A purely hypothetical puzzle, but I’m wondering, would Christian Louboutin have a viable trademark claim if Yves Saint Laurent sold women’s shoes in boxes bearing the above seemingly random grid of letters, each letter having equal type, style, font, color and emphasis?

For those of you who answered with a strong “of course not,” I suspect your answer must change if selected highlighting is added in a way that emphasizes the LOUBOUTIN mark, makes it clearly legible, and causes it to visually “pop” from the letter grid, as shown below:

Here is the point. In Christian Louboutin’s current trademark infringement lawsuit against Yves Saint Laurent (asserting Louboutin’s lacquered red sole trademark for women’s high fashion designer footwear), it is important to appreciate that the allegedly infringing women’s shoes at issue are monochrome red in color, meaning the entire shoe is red, each and every portion, not just the sole (which is the extent of Louboutin’s registered non-traditional single color trademark), making it very difficult to argue that the allegedly infringing Yves Saint Laurent red sole does anything other than blend into the background of their entirely red-colored shoes.

In fact, I’m left wondering whether an average consumer would even discern Louboutin’s red sole mark in Yves Saint Laurent’s monochrome red high heel shoes, anymore than they would notice the LOUBOUTIN mark in the colorless letter grid at the top of this post, or whether they would more likely and simply see a harmless sea of letters and a harmless sea of red throughout the entire shoe.

Stay tuned for some more of my thoughts on Louboutin’s lacquered red sole trademark infringement claim against Yves Saint Laurent.

In the meantime, below the jump you’ll find a depiction of the same letter grid with more highlighted words that are relevant to the current trademark battle between Louboutin and Yves Saint Laurent.

First, how are they relevant?

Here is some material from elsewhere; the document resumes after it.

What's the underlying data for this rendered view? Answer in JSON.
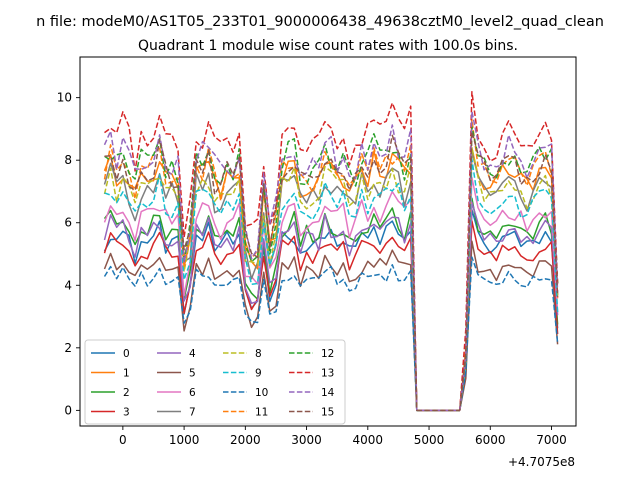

And, what other words can you find beyond those highlighted ones?

For other DuetsBlog coverage — by a few of our more fashion-minded authors (Tiffany and Catlan) — of the Louboutin trademark battle involving the lacquered red sole trademark, see here, here, here, here, and here.

  • Mariecg2001

    Sorry, I don’t agree with you… I have noticed the Louboutin’s red soles in many TV shows lately, the shoes sometimes actually being identified as Louboutins by characters. Their presence in hit shows has put the mark not only in the minds of those who can afford the product but in the minds of hundreds of thousands of people who can only dream about being able to buy designer shoes.

    Now, let’s go back to the Yves St-Laurent red shoes… If I had seen someone wearing them, the sole would not have been lost among the rest as in your puzzle, quite the contrary, I would have thought that it was not such a good idea for Louboutin to make red shoes… I would have been confused as the source of the shoes… which is, last time I checked, an important criteria to determine whether or not there is infringement of the mark…

    • stevebaird

      Paul, I’m with you that red soles are source identifying and that Louboutin’s rights don’t or shouldn’t prevent another from selling a monochrome red shoe.

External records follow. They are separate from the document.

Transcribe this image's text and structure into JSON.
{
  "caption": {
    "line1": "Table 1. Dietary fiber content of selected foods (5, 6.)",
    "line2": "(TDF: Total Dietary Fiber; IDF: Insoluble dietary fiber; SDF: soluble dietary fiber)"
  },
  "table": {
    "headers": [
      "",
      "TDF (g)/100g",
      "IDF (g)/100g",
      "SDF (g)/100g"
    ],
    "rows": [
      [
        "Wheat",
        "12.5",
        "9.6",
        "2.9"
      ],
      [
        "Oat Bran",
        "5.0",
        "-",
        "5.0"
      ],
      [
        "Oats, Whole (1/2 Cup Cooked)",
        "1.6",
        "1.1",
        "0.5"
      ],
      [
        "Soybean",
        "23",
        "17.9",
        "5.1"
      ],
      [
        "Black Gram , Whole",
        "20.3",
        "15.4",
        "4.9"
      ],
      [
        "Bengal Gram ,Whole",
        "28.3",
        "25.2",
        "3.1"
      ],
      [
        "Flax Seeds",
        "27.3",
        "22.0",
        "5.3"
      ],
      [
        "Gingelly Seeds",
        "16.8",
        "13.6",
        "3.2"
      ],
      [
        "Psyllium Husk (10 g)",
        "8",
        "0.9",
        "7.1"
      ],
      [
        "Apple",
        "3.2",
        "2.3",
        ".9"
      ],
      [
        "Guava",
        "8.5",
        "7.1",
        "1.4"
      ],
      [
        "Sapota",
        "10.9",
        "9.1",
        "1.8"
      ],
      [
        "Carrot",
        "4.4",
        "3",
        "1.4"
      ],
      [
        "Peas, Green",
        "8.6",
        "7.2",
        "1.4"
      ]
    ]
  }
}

      Mariecg2001, do you agree that if Louboutin had submitted a specimen showing an all red monochrome shoe as a specimen of use, claiming in the drawing a single-color applied to the sole of the shoe, he would have been denied and told he isn’t using the claimed mark? I have no doubt about the answer to that question and it really highlights to me one of the inherent or implied limitations on a single-color mark that appears on only a portion of an article: There must be contrast between the claimed portion of the article and what isn’t claimed, otherwise it doesn’t stand out as a mark, it’s just a red shoe.

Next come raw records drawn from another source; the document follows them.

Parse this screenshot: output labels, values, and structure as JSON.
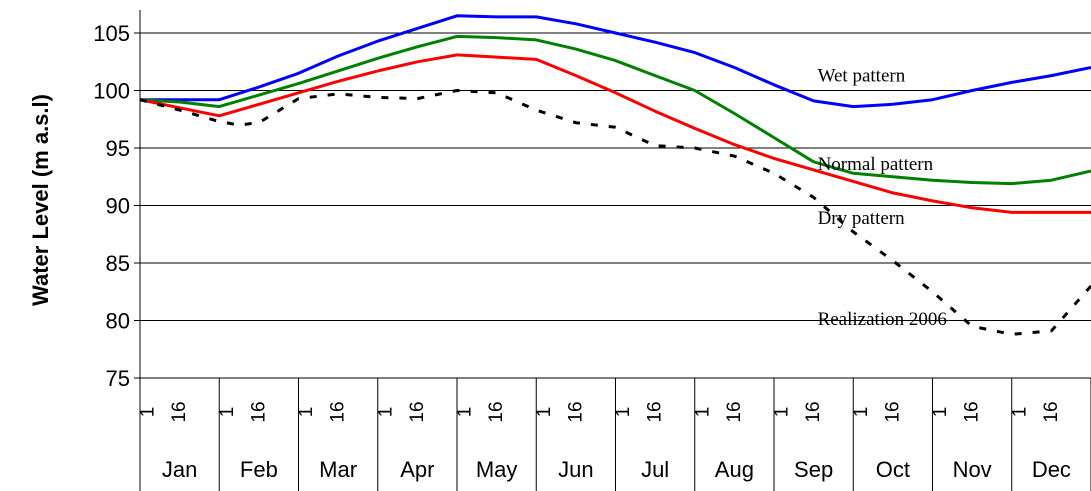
{
  "chart_data": {
    "type": "line",
    "title": "",
    "ylabel": "Water Level (m a.s.l)",
    "xlabel": "",
    "ylim": [
      75,
      107
    ],
    "y_ticks": [
      75,
      80,
      85,
      90,
      95,
      100,
      105
    ],
    "grid": "horizontal",
    "months": [
      "Jan",
      "Feb",
      "Mar",
      "Apr",
      "May",
      "Jun",
      "Jul",
      "Aug",
      "Sep",
      "Oct",
      "Nov",
      "Dec"
    ],
    "day_ticks": [
      "1",
      "16"
    ],
    "x_unit": "month",
    "series": [
      {
        "name": "Wet pattern",
        "label": "Wet pattern",
        "color": "#0000ff",
        "style": "solid",
        "x": [
          0,
          1,
          1.5,
          2,
          2.5,
          3,
          3.5,
          4,
          4.5,
          5,
          5.5,
          6,
          6.5,
          7,
          7.5,
          8,
          8.5,
          9,
          9.5,
          10,
          10.5,
          11,
          11.5,
          12
        ],
        "y": [
          99.2,
          99.2,
          100.3,
          101.5,
          103,
          104.3,
          105.4,
          106.5,
          106.4,
          106.4,
          105.8,
          105,
          104.2,
          103.3,
          102,
          100.5,
          99.1,
          98.6,
          98.8,
          99.2,
          100,
          100.7,
          101.3,
          102
        ]
      },
      {
        "name": "Normal pattern",
        "label": "Normal pattern",
        "color": "#008000",
        "style": "solid",
        "x": [
          0,
          0.5,
          1,
          1.5,
          2,
          2.5,
          3,
          3.5,
          4,
          4.5,
          5,
          5.5,
          6,
          6.5,
          7,
          7.5,
          8,
          8.5,
          9,
          9.5,
          10,
          10.5,
          11,
          11.5,
          12
        ],
        "y": [
          99.2,
          99.0,
          98.6,
          99.6,
          100.6,
          101.7,
          102.8,
          103.8,
          104.7,
          104.6,
          104.4,
          103.6,
          102.6,
          101.3,
          100.0,
          98.0,
          95.9,
          93.8,
          92.8,
          92.5,
          92.2,
          92.0,
          91.9,
          92.2,
          93.0
        ]
      },
      {
        "name": "Dry pattern",
        "label": "Dry pattern",
        "color": "#ff0000",
        "style": "solid",
        "x": [
          0,
          0.5,
          1,
          1.5,
          2,
          2.5,
          3,
          3.5,
          4,
          4.5,
          5,
          5.5,
          6,
          6.5,
          7,
          7.5,
          8,
          8.5,
          9,
          9.5,
          10,
          10.5,
          11,
          11.5,
          12
        ],
        "y": [
          99.2,
          98.5,
          97.8,
          98.8,
          99.8,
          100.8,
          101.7,
          102.5,
          103.1,
          102.9,
          102.7,
          101.3,
          99.8,
          98.2,
          96.7,
          95.3,
          94.1,
          93.1,
          92.1,
          91.1,
          90.4,
          89.8,
          89.4,
          89.4,
          89.4
        ]
      },
      {
        "name": "Realization 2006",
        "label": "Realization 2006",
        "color": "#000000",
        "style": "dashed",
        "x": [
          0,
          0.5,
          1,
          1.25,
          1.5,
          2,
          2.5,
          3,
          3.5,
          4,
          4.5,
          5,
          5.5,
          6,
          6.5,
          7,
          7.5,
          8,
          8.5,
          9,
          9.5,
          10,
          10.5,
          11,
          11.5,
          12
        ],
        "y": [
          99.2,
          98.3,
          97.3,
          97.0,
          97.2,
          99.3,
          99.7,
          99.4,
          99.3,
          100.0,
          99.8,
          98.3,
          97.2,
          96.8,
          95.2,
          95.0,
          94.3,
          92.8,
          90.7,
          87.7,
          85.2,
          82.5,
          79.5,
          78.8,
          79.1,
          83.0
        ]
      }
    ],
    "annotations": [
      {
        "text": "Wet pattern",
        "series": 0,
        "x": 8.55,
        "y": 100.8
      },
      {
        "text": "Normal pattern",
        "series": 1,
        "x": 8.55,
        "y": 93.1
      },
      {
        "text": "Dry pattern",
        "series": 2,
        "x": 8.55,
        "y": 88.4
      },
      {
        "text": "Realization 2006",
        "series": 3,
        "x": 8.55,
        "y": 79.6
      }
    ]
  }
}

      I have great concerns about obtaining a narrow color mark that is on its face limited to a specific placement of that color on an article and then using it to stop the use of color on the entire article. Could Duracell enjoin a 100% copper-colored battery based on rights in its copper TOP color trademark? I don’t think so. I think it triggers a fair use issue when the enforcement target is an article with a single color applied on all surfaces, unless, of course, the registered trademark was approved as a single color mark covering the entire surface of the article in the first place, as was the case with the Owens Corning pink colored fibrous glass insulation.

      More thoughts to come on this subject, it is certainly an interesting topic. Thanks for sharing your thoughts. Steve

  • paul mussell

    Red soles are source identifying, red shoes (with or without red soles) are not, at least not that we know of. YSL should prevail.